Cassava Sciences recently reported results from this second of two phase 3 studies known as REFOCUS-ALZ. This was a huge study, as it recruited a total of 1,125 patients. It was noted that the co-primary endpoints of this late-stage trial were not met with statistical significance, in that the drug was no better than placebo in terms of allowing patients to see an improvement in two cognitive measures known as ADAS-COG12 and ADCS-ADL.
This was not a huge surprise, though, because back on November 25th of 2024, the company ended up discontinuing another phase 3 study, known as RETHINK-ALZ. This 52-week late-stage trial also reported that the co-primary endpoints were not met with statistical significance. At that time, the company terminated the trial on the basis of it not achieving its intended goals.
It was a long battle for this biotech to prove that simufilam could be able to help treat patients with Alzheimer’s disease. They laid out a lot of groundwork about seeing success in prior early-stage studies in terms of biomarkers being keen, but unfortunately this didn’t translate to success in the clinic in terms of the co-primary endpoints.
Alzheimer’s disease is a progressive type of neurodegenerative disorder whereby thinking and memory skills are affected. The reason for these items being affected in a patient is because there is a buildup of abnormal protein deposits that build up on the brain. In turn, such deposits kill off brain cells and shrink the brain at the same time, leading to the symptoms that these patients then eventually experience. Speaking of symptoms, they can range from bad to worse. It can start off in a mild nature, just having forgetfulness or not recognizing particular places. After which, the nature of the disease can become so severe that the person can no longer even take care of themselves or perform daily tasks on their own.

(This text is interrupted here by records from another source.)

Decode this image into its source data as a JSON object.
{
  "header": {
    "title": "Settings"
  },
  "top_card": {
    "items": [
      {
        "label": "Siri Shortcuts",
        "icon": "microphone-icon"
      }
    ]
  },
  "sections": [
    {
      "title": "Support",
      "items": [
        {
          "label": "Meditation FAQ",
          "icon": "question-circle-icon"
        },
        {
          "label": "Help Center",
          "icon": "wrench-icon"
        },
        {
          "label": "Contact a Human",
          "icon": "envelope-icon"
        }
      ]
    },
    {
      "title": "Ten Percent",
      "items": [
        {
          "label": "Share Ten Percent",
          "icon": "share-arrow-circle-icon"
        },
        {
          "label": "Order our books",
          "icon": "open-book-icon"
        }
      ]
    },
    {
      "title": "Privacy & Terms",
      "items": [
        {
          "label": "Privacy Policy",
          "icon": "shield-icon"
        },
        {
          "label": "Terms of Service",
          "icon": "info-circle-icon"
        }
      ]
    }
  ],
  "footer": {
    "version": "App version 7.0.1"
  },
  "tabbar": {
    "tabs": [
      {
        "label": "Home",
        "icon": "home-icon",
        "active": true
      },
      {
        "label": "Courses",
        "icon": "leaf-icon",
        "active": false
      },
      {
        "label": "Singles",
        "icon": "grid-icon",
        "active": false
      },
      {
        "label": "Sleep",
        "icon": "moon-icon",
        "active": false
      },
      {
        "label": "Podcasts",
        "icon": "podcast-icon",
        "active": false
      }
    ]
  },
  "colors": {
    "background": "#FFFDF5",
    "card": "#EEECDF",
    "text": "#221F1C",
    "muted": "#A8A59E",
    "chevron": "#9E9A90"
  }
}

In terms of the science here, the goal of simufilam was to bind to filamin A (FLNA), which is altered in patients with Alzheimer’s disease. Upon binding to this, the drug is intended to restore function of it and block interactions with other proteins, which are the alpha-7 nicotinic acetylcholine receptor (a7nAChR) and inflammatory receptors, respectively. Ultimately, the blocking of interactions of these proteins results in the mitigation of neuroinflammation present in this disorder.
Before the phase 3 trial failures, things were looking somewhat good for this biotech, which reported positive data from several studies. One study in particular was a Cognition Maintenance Study (CMS), in which the drug simufilam was compared with a placebo over a 6-month period in terms of a measurement used in Alzheimer’s studies known as ADAS-Cog11. This specific score measures tasks and determines disease severity. The higher the score that it is in place after evaluation, the worse the patient is in terms of disease. More importantly, any score that ends up being 18 or higher indicates cognitive impairment.
Unfortunately, investors are now left holding the bag as this small-cap biotech shifts its focus to preclinical studies evaluating simufilam’s potential in being able to treat Tuberous Sclerosis Complex-related epilepsies. While a shift in focus is the right thing to do, it remains to be seen if it can get this program into the clinic rapidly. With that being said, it could potentially be a few years before this enters the clinic, depending upon how much animal testing or preclinical work is needed to file an IND to begin phase 1 testing and beyond.
It would have been ideal if this drug worked in treating these Alzheimer’s disease patients, because treatment options are limited. Plus, the trial failure rate for developing a drug of this caliber targeting this patient population remains high. With no other pipeline in place at the moment, other than preclinical work on advancing simufilam for TSC-related epilepsies, its future is looking bleak at the moment.
TSC-related epilepsy is also known as tuberous sclerosis complex (TSC), which occurs when patients not only have seizures but are marked with cognitive disability as well. This can be broken down into other types of categories of epilepsies like focal epilepsy (seizures is in one portion of the brain) and status epilepticus (SE), where seizures just continue on without any type of recovery period. If that isn’t bad enough, such epilepsies also become what is known as treatment-resistant. Despite many anti-seizure medications being attempted to treat these patients, they don’t respond at all to them.
Surgery might be a possible option for these patients, although that’s only if the disorder is caught early enough. There has been some promise in using cannabis-derived medications in clinical testing, but it remains to be seen how effective they will truly be. The hope is that Cassava can at least pivot to this indication, since the Alzheimer’s disease drug development program has been scrapped entirely.